Once we landed, the flight crew did something I've never seen before: they unloaded the plane from both ends. Which I thought was a great idea, at first. But it's not so good if you're right in the middle of the plane, because it means you're the last to get off, and all of the drunk idiots are going to get to the Customs desk before you. And they've got a week or two here to look forward to, so they get all leisurely-chatty with the Customs officials. Trash and Bitter and I, meanwhile, are getting more and more frustrated with the glacial pace of the two (count 'em, two) lines, because we've only got thirty-eight hours in this country before we're wheels-up again. Oops, make that thirty-seven. I wish I were kidding. One gets a rather warped perspective on time when one flies one time zone west on the night before Daylight Savings Time. You get an hour, then you have to give it right back. And give it back again when you fly home. Add in the hour we spent in line at Customs and I was feeling a little rooked.

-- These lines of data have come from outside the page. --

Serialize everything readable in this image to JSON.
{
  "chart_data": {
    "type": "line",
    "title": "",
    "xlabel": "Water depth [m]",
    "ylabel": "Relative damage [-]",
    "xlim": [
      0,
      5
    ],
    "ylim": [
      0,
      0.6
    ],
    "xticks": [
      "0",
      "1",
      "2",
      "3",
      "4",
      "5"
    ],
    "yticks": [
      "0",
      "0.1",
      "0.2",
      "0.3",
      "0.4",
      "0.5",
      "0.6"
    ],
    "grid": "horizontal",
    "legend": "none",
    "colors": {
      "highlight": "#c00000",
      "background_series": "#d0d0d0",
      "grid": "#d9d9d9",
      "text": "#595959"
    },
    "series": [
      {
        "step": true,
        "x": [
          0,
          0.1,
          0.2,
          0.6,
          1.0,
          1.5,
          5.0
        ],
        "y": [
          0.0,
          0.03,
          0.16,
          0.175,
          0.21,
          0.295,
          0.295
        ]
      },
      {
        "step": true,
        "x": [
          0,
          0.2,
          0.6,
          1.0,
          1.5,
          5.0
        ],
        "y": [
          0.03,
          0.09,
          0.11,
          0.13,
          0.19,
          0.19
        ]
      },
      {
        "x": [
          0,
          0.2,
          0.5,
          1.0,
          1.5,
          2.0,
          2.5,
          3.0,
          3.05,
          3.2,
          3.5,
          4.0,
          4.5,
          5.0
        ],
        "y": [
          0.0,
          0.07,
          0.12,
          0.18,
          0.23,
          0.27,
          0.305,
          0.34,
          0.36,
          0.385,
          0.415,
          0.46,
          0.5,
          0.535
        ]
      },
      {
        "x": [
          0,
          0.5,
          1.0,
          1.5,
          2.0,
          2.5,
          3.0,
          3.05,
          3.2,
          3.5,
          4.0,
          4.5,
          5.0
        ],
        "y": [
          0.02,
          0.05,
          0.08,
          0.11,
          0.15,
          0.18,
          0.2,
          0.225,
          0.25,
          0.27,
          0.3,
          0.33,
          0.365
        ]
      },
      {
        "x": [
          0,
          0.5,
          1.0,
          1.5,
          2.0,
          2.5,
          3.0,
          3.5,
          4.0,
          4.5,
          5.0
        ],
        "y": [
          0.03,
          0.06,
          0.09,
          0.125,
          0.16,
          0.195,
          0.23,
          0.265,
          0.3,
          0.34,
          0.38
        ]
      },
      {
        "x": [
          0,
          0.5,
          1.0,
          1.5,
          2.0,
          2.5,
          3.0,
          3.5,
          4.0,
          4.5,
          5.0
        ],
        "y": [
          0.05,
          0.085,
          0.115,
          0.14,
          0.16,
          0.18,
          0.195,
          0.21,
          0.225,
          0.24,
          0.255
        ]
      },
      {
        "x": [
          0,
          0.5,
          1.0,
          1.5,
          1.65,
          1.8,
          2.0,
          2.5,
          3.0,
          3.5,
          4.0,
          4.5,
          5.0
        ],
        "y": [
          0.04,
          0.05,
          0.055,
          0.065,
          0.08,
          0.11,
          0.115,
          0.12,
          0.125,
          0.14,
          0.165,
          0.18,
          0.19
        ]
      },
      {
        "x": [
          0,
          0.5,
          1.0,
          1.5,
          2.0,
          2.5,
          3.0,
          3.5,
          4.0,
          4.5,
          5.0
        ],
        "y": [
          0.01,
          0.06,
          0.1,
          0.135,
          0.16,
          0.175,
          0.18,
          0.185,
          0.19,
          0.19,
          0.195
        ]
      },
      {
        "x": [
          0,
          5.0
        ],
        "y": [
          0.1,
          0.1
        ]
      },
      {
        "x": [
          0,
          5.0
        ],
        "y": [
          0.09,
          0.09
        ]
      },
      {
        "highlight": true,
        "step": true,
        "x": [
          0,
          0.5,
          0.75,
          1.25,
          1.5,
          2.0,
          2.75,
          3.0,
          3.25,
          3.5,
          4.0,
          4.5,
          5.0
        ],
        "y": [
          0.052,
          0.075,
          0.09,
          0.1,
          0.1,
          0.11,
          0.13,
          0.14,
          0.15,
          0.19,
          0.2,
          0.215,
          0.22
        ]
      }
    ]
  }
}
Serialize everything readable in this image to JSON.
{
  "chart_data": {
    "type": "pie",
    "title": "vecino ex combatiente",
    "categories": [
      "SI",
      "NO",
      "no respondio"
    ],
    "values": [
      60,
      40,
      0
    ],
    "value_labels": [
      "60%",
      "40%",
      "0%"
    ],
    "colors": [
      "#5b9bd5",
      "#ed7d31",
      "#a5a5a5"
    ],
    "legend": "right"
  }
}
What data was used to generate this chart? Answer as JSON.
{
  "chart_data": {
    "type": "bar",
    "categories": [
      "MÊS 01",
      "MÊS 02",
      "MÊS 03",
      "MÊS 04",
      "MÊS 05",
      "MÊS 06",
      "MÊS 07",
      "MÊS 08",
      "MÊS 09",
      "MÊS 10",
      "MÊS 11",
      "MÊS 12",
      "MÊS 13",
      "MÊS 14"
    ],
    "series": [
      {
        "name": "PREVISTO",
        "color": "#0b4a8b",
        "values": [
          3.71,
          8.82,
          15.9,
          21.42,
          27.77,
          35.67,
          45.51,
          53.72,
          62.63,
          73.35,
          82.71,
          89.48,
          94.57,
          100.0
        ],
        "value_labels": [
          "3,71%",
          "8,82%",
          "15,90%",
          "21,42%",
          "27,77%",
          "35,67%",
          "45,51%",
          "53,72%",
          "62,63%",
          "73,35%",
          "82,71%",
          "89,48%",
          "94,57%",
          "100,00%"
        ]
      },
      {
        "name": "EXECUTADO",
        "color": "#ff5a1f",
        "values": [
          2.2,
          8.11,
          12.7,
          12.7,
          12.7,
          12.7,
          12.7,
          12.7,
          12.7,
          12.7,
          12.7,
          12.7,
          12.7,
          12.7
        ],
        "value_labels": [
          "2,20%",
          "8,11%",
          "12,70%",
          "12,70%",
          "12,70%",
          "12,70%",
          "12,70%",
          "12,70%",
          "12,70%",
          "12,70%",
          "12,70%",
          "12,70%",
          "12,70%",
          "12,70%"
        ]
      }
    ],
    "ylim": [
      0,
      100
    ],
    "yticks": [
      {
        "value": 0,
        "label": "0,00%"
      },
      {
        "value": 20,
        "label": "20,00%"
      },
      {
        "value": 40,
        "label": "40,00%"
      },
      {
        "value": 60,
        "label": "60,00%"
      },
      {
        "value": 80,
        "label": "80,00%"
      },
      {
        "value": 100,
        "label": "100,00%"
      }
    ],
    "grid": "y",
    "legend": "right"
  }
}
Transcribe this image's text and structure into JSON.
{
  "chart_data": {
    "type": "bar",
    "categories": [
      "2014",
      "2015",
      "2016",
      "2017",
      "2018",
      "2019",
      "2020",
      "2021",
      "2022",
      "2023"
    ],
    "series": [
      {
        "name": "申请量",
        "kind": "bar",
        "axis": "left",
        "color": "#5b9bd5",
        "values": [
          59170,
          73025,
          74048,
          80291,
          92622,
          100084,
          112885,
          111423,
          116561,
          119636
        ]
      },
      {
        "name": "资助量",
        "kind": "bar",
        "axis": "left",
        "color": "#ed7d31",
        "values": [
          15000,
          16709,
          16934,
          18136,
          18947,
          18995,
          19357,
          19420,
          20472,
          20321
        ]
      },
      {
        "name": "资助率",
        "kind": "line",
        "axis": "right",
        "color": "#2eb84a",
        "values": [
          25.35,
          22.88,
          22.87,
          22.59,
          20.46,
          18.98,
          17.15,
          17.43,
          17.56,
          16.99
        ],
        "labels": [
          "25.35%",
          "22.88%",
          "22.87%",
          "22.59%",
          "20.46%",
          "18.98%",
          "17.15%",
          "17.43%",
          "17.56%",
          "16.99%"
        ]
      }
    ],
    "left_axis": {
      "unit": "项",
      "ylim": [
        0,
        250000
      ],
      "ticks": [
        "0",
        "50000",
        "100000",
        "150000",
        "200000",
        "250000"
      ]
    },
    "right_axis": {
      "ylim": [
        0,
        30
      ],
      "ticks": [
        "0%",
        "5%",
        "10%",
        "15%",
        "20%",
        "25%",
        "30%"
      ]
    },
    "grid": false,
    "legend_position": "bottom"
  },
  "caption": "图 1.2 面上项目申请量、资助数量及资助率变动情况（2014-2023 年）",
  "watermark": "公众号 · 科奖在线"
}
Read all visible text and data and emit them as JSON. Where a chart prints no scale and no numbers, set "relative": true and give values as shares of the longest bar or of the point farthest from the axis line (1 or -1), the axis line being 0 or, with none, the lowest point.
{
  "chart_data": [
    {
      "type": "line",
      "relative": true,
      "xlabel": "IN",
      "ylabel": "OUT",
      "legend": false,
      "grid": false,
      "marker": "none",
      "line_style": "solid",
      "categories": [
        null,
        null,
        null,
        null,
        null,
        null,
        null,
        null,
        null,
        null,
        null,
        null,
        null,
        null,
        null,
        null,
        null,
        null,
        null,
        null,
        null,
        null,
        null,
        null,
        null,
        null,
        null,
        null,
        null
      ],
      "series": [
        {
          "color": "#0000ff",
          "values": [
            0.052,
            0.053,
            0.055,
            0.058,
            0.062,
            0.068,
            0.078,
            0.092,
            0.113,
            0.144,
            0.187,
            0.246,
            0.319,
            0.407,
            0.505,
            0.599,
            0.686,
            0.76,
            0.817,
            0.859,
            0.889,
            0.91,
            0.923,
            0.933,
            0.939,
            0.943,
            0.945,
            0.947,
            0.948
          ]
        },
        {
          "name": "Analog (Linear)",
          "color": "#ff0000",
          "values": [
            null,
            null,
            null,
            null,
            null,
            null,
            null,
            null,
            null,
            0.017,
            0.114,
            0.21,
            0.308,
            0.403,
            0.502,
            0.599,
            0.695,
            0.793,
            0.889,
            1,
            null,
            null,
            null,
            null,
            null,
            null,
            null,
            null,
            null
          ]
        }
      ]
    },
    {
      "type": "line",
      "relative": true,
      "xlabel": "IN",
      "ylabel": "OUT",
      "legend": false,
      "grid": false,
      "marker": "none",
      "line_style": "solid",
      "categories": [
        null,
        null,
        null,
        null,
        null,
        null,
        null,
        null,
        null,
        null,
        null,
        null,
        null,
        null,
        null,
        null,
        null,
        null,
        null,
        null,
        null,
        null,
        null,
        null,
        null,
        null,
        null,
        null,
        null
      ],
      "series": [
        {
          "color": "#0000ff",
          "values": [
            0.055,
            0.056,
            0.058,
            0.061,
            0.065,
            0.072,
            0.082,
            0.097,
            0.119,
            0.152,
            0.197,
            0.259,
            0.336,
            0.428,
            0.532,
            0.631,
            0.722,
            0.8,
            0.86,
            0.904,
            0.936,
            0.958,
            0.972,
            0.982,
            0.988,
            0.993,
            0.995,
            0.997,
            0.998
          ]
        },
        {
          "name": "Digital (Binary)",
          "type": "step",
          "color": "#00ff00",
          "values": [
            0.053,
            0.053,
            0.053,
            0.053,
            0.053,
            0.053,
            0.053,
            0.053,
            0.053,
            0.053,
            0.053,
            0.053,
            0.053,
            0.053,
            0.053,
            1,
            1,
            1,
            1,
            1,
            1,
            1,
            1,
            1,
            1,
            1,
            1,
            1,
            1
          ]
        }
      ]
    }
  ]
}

But it ended up being all worth it, even with the cab and airport shuttle drivers taking turns trying to scam us at the airport curb. Because less than an hour later, we were at the poolside bar of beautiful hotel/resort on the Mazatlan beach, listening to the waves crash in the dark while we saw BuenaOnda for the first time in about a year. The Coronas and Pacificos were cold and plentiful, our rooms were perfect, and the next day we had nothing to do but roast in the sun until evening.

The wedding was beautiful, of course -- an informal affair on the beach at sunset with the guys in cream linen suits and the bride barefoot -- and the music and dancing afterwards were outstanding, which also made it worth it. Trash and I went up to bed early -- before one o'clock -- because our taxi was coming to take us to the airport at 7:30 the next morning. Basically, we never left the hotel grounds between arriving and leaving, but we were there less than thirty-six hours.

Which brings us to another reason it was worth it. If you fly down to Mexico from Minneapolis and come back a day and a half later, no way are you going to be flying back with the same drunken assholes you flew down with. You're flying back with hungover, sunburned assholes, and entirely different ones. And they're in no mood to get chatty with the American customs officials on the way back in.

Happy wedding, BuenaOnda. We wouldn't have missed it, and we wish you and English the best.

posted by M. Giant 9:46 PM 1 comments

1 Comments:

Sorry you didn't get more time in Mexico. I live in southern Oaxaca and y'all are welcome anytime! We have drunken fools in my pueblo as well, but they're Mexican ones so the Spanish makes the babbling sound so much nicer.